Usually, comparing integer values is more efficient than comparing strings.

zipcodeman
+3  A: 

It would be fastest to keep a table called countries and a field on your users table called country or country_id that holds the foreign key for each users country in the countries table.

A join in MYSQL is normally (almost always) faster than iterating through a list of returned records and pairing the country with the user.

Doug Neiner
This would not only be the fastest, but also the best solution. The number of countries in our world is fixed, and usually it stays as this ;)
frunsi
Actually it'd be pretty fast to avoid the join altogether and just dump the strings in. I agree with your approach, but it's not the fastest (at least for non-country-dependent-record-retrieval).
Mark E
you could also then store the db data in something like memcache and it would pull from a warm cache (ram) instead of doing another query
Tom Schlick
@Mark, true. But if if he didn't need the country for a specific query, he shouldn't run the join. @trs21219 Yes. If he were using Rails, I would say use the local hash. Rails loads it once upon startup and keeps it in memory if you set it up right.
Doug Neiner
@Doug, the point is that the straight retrieval case "get me all users and their countries" costs a join in this solution. The only savings of using numbers would be "get me all users from country X" where the number X is known a priori (if it's not you suffer the join *and* the string compare)
Mark E
@Mark again, excellent points. But the string compare will only be run against a total of 228 items. In a straight string solution with `20,000` users, you would be comparing against 19772 more strings than you need to. Providing the join is written correctly :)
Doug Neiner
A: 

It seems to me that putting the names of the countries in the table with the usernames will save you memory performance as you won't be storing the names of the countries in an array. But you won't save much else as you're making the same number of queries as you are with the original way except without the query to get the country names.

indyK1ng
A: 

I'm not very familiar with PHP, but couldn't you store the country list in the DB (with a FK in your users table to this list), store the list in the cache, and update the cache whenever something changes? It seems like with all the instability in the world, you'd like to be able to update this list somewhat frequently, and hard coding it like this will require you to change your code every time there's a civil war.

ristonj
A: 

For initial load of the data, you could use the ISO-3166 data. Most Linux distros come with a package (iso-codes) containing a list of all the countries and their names translated to many languages. In several formats too (CSV, XML, and .po for the translations).

http://pkg-isocodes.alioth.debian.org/

Nicolás
A: 

The keys should be integers, not strings, other than that it's fine.

gdonald
+2  A: 

Edit: on second pass, consider all of what I said below about strings, but opt for an enum field. Create an enum in the database containing all countries, and use that rather than strings or another table. It should give you all of the benefits of using strings (like getting the value you want back without a join) and all of the benefits of using a second table.


Assuming that your primary use case is something to the effect of "get me all users and country" or "get me user N and country" then the fastest you can do is to store the string.

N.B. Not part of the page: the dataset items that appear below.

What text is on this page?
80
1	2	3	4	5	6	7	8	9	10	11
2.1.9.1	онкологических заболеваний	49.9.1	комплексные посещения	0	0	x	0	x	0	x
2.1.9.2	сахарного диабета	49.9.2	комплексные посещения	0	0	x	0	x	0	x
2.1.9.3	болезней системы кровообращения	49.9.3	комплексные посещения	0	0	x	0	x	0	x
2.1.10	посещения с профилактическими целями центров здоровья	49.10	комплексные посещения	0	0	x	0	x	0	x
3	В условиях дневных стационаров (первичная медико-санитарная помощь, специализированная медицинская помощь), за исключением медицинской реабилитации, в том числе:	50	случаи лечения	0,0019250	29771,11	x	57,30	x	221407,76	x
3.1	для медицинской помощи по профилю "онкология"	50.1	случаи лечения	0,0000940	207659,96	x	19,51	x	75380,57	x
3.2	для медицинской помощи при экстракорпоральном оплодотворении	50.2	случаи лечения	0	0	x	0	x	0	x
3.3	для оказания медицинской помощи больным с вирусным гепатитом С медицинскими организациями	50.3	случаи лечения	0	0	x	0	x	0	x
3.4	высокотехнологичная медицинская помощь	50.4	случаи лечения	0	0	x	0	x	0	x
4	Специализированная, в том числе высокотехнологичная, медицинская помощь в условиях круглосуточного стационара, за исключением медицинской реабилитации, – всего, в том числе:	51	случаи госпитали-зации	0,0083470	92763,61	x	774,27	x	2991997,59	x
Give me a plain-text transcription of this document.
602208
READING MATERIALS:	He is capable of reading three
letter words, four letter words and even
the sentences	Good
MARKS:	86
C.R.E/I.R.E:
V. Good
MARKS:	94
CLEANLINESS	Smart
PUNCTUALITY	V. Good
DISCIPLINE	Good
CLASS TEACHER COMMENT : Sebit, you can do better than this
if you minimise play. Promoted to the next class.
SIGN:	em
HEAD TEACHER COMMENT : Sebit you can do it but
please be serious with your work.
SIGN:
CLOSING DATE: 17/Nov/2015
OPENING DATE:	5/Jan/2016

This has some pitfalls: string compares are more costly than say an indexed approach (discussed in another answer), and if you plan on often running something to the effect of "get me all users from country X" where you know the index well then you can avoid the string compare.

Even if the latter case exists, it really only pays to have another table if the latter case dominates the usage, the data is going to be changing (you plan on adding new countries later, updating the names of the countries), if you want to change the language of the name of the country to change based on some user locale, etc.

Avoiding joins will save you some execution time, but a second table could also be right for you.

Mark E
+1 Great detail, great answer -- I still think normalization wins out, but I see lots of room for this working as well.
Doug Neiner
Doug, I don't disagree, but having written my share of databases for user profiles I can't recall the last time I wanted to get users by country =). Perhaps an enum would be the most efficient solution?
Mark E
LOL... you are right. I am discussing in theory. It is much different in practice.
Doug Neiner
I didn't even know you could do an enum with that many possible values! I usually do an enum with like 3-4 values, doing one with 200+ won't hurt performance?
jasondavis
jasondavis, I can't say I have any experience with enums this large, but they amount to restricted string sets, so my expectation is that the performance is better than the join alternative in the 90% case and comparable (or better) when you're using it as a query input.
Mark E
+2  A: 

To improve speed create a table with MEMORY storage engine , once the database starts fill the table with your values,it is extra fast.

Also access to your array is very fast, because you are not searching the array, you know the position (with int keys) and just seek there.

amir beygi